My anger was kindled by two big dogs, our chocolate lab and golden retriever, getting older every day, surrounding me with vet bills and puke cleanups and poop scooping and dog slurps and smells and mounds and mounds of hair. I couldn’t like even these nice dogs. They took up so much of my time that I didn’t have time to enjoy them.

EllieButtercupTogetherOur dogs are Ellie, the chocolate lab, and Buttercup, the golden retriever. I never would have chosen to be a two-dog household (doubling all of the kindling I mentioned above), but my husband Wally and I each came to the relationship with a dog. Ellie, his manly and alpha chocolate lab was appropriately named Elwood, a boy’s name for a girl dog who stopped to mark over other dog pee as we walked. She was fiercely loyal and devoted to Wally—they belonged to each other. And Buttercup, my totally submissive and happily stupid golden retriever, who failed puppy school and once tried to crawl under a miniature dachshund the size of a hot dog to prove her submission. We called them “the girls.” They were a perfect little pack—the alpha and the submissive—a beautiful, God-ordained pairing.

My five year old son, Wally 5, acquired my taste for dogs and kept his general distance from them. My two year old daughter loved them. She called them her best friends and her sisters (even though she couldn’t keep straight which one was named Buttercup and which was Ellie).

I am speaking in the past tense because yesterday we had to put Ellie down. We had known it was coming. We discovered over the summer that she had kidney failure and she was given up to a year to live. She lost half her weight over the past year, and things started looking grim for her last week when she couldn’t stop violently sneezing whenever she did any activity. We were going to get her checked out the day after New Years to see if they could figure out the cause.

The night before we were going to take her in, I woke up to find Wally kneeling on the ground by Ellie. “What’s wrong?” I asked, fearing we had gone too long and she had passed. “She’s shaking,” he said. He didn’t know what to do. I put my hand on her. I felt her boney back. Her skin was vibrating. This was the dog who showed no pain ever—the dog who would fetch sticks in freezing Lake Michigan for so long that her tail would break and sag behind her for a few days, and she still would want more. She was trying to hide her pain still, the tough little cracker. This was it, I thought.

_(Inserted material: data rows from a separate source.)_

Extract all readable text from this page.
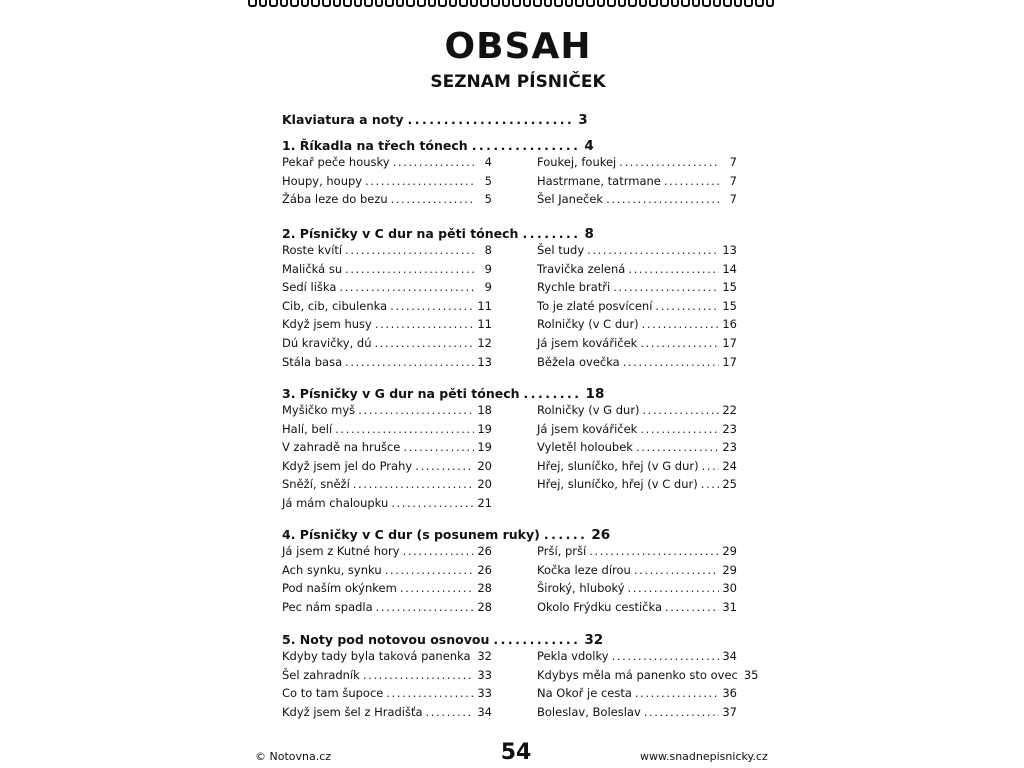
OBSAH
SEZNAM PÍSNIČEK
Klaviatura a noty ....................... 3
1. Říkadla na třech tónech ............... 4
Pekař peče housky .....	4
Houpy, houpy .....	5
Žába leze do bezu .....	5
Foukej, foukej .....	7
Hastrmane, tatrmane .....	7
Šel Janeček .....	7
2. Písničky v C dur na pěti tónech ........ 8
Roste kvítí .....	8
Maličká su .....	9
Sedí liška .....	9
Cib, cib, cibulenka .....	11
Když jsem husy .....	11
Dú kravičky, dú .....	12
Stála basa .....	13
Šel tudy .....	13
Travička zelená .....	14
Rychle bratři .....	15
To je zlaté posvícení .....	15
Rolničky (v C dur) .....	16
Já jsem kovářiček .....	17
Běžela ovečka .....	17
3. Písničky v G dur na pěti tónech ........ 18
Myšičko myš .....	18
Halí, belí .....	19
V zahradě na hrušce .....	19
Když jsem jel do Prahy .....	20
Sněží, sněží .....	20
Já mám chaloupku .....	21
Rolničky (v G dur) .....	22
Já jsem kovářiček .....	23
Vyletěl holoubek .....	23
Hřej, sluníčko, hřej (v G dur) ..... 24
Hřej, sluníčko, hřej (v C dur) ..... 25
4. Písničky v C dur (s posunem ruky) ...... 26
Já jsem z Kutné hory .....	26
Ach synku, synku .....	26
Pod naším okýnkem .....	28
Pec nám spadla .....	28
Prší, prší .....	29
Kočka leze dírou .....	29
Široký, hluboký .....	30
Okolo Frýdku cestička .....	31
5. Noty pod notovou osnovou ............ 32
Kdyby tady byla taková panenka ..... 32
Šel zahradník .....	33
Co to tam šupoce .....	33
Když jsem šel z Hradišťa .....	34
Pekla vdolky .....	34
Kdybys měla má panenko sto ovec 35
Na Okoř je cesta .....	36
Boleslav, Boleslav .....	37
© Notovna.cz	54	www.snadnepisnicky.cz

And I was ashamed. I tried to speak to her through my hands as I pet her. I’m sorry, my hands said. I’m sorry I got mad at you for being a dog. I’m sorry I didn’t notice that you could hurt as you do now. I’m sorry that I didn’t appreciate often enough that you breathe and enjoy and love. I’m sorry that you are suffering, and I’m sorry that I can’t take it away. I’m sorry that it’s too late.

The next morning, when Wally met with the vet, she said that we could run all sorts of tests, but that there would be no solution that we would be able to provide to make her feel better. He called me to tell me it was time, and we decided that I should take the kids and Buttercup in to say goodbye. Buttercup was a nervous wreck and went into a vet-setting induced panic. I missed the kids goodbyes because I was trying to calm her down. Vivvi didn’t seem to understand fully (evidenced later when she asked me why “Buttercup” was still at the vet—she meant Ellie). When it was my turn, I grabbed Ellie’s face and whispered my goodbye. “I’m sorry,” I said. “Thank you for being such a good dog for the kids. And thank you for being so good at being Wally’s dog.” We left so Wally could say his final goodbyes and stay with her.

Buttercup seems a little lost ever since. She’s sniffed around a lot. She’s cried a few times in her sleep.

You know the big juicy steak that taunts the dogs in old cartoons? That’s how my heart feels. Because somehow, although I told myself that I was over the dogs, Ellie worked her way in there. The absence of her steps, her sounds and smells, her empty bowl—every one of them is a pound on my beaten heart. It has left me feeling raw. I miss her—I really do.

I forgot to mention—on the car ride home from the vet, Wally Ben said, “I told Ellie ‘See you in a long long time.’ Because I’ll see her in heaven.” Yes, Wally 5, I believe you will.